Britain’s manufacturing sector is showing encouraging signs of stabilising and even growing after a turbulent period, highlighting the resilience of UK industry and its ability to adapt to global challenges.
In December 2025, the S&P Global UK Manufacturing Purchasing Managers’ Index (PMI) rose above the 50 mark (a key threshold indicating expansion), reaching 50.6, its strongest reading in 15 months. This marked the third consecutive month of output growth and the first sustained increase in new orders since late 2024, signalling renewed confidence among manufacturers. This suggests output and demand conditions are improving and may support further investment and hiring.
On a broader scale, official figures from the Office for National Statistics (ONS) show that output across UK production industries — including manufacturing — experienced a 1.1% rise in October 2025 compared with the previous month. While quarterly figures have seen some mixed months, this uptick highlights growing dynamism in core industrial sectors, including machinery, motor vehicles and metal goods.
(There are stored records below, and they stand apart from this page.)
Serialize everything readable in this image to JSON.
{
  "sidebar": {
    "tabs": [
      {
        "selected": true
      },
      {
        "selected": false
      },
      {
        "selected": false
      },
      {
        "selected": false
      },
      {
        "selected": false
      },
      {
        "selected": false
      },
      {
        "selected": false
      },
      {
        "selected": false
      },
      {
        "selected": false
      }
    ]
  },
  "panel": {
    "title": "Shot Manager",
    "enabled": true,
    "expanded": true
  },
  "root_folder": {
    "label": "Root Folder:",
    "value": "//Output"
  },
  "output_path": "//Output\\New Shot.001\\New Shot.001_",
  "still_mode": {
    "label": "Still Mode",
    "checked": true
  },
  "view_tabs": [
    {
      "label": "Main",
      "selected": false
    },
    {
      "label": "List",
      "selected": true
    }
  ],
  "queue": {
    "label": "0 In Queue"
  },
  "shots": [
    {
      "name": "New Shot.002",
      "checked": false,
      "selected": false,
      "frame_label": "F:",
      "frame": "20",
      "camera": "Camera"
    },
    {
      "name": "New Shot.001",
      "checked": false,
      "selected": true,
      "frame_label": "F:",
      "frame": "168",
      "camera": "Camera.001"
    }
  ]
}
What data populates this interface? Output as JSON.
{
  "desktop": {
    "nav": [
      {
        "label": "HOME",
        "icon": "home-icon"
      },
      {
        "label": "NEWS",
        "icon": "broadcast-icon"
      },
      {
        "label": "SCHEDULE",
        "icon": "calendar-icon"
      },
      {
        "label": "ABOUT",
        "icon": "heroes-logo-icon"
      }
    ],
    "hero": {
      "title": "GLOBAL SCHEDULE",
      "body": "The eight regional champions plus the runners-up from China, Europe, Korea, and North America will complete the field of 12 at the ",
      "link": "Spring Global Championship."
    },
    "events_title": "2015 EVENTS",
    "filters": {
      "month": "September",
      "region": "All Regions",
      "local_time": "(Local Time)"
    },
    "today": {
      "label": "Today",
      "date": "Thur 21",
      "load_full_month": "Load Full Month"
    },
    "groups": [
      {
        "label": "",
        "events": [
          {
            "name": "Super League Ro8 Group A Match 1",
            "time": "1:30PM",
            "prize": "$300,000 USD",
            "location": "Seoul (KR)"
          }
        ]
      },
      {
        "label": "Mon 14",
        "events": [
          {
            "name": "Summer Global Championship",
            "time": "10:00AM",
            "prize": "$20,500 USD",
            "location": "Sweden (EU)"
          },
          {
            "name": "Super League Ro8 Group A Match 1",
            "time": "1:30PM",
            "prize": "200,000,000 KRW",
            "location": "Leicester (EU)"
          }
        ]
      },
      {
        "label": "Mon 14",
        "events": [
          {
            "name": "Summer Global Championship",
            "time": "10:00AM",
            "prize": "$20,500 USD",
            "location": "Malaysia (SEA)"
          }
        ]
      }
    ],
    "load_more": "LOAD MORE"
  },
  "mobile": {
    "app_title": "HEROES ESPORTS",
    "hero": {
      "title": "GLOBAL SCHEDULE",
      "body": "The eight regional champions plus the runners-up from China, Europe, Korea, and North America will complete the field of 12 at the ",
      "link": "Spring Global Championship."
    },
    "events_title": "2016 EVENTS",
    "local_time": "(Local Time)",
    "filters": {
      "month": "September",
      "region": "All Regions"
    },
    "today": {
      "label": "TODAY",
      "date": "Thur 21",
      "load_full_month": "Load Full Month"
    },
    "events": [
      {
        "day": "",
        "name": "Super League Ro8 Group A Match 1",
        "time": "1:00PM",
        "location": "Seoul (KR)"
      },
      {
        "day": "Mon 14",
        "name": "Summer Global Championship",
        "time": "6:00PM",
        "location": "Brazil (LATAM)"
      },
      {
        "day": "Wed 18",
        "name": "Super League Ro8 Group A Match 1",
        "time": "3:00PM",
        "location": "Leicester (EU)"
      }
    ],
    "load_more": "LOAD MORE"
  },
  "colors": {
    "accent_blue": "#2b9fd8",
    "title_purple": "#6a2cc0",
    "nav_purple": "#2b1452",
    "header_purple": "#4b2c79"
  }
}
Manufacturing also plays a significant role in the UK economy overall. In the third quarter of 2025, output across manufacturing, aerospace, textiles, electronics and machinery reached an estimated £156.5 billion, around 1.7% higher year‑on‑year. This reflects pockets of robust performance in high‑value industries that contribute to export strength and supply‑chain innovation.
Despite well‑publicised challenges over the past year — from global trade volatility to technological disruption — these recent indicators paint a more positive picture. With output growth returning, rising orders and key subsectors performing strongly, the UK manufacturing sector is demonstrating the adaptability and innovation that underpin British industry’s long‑term success.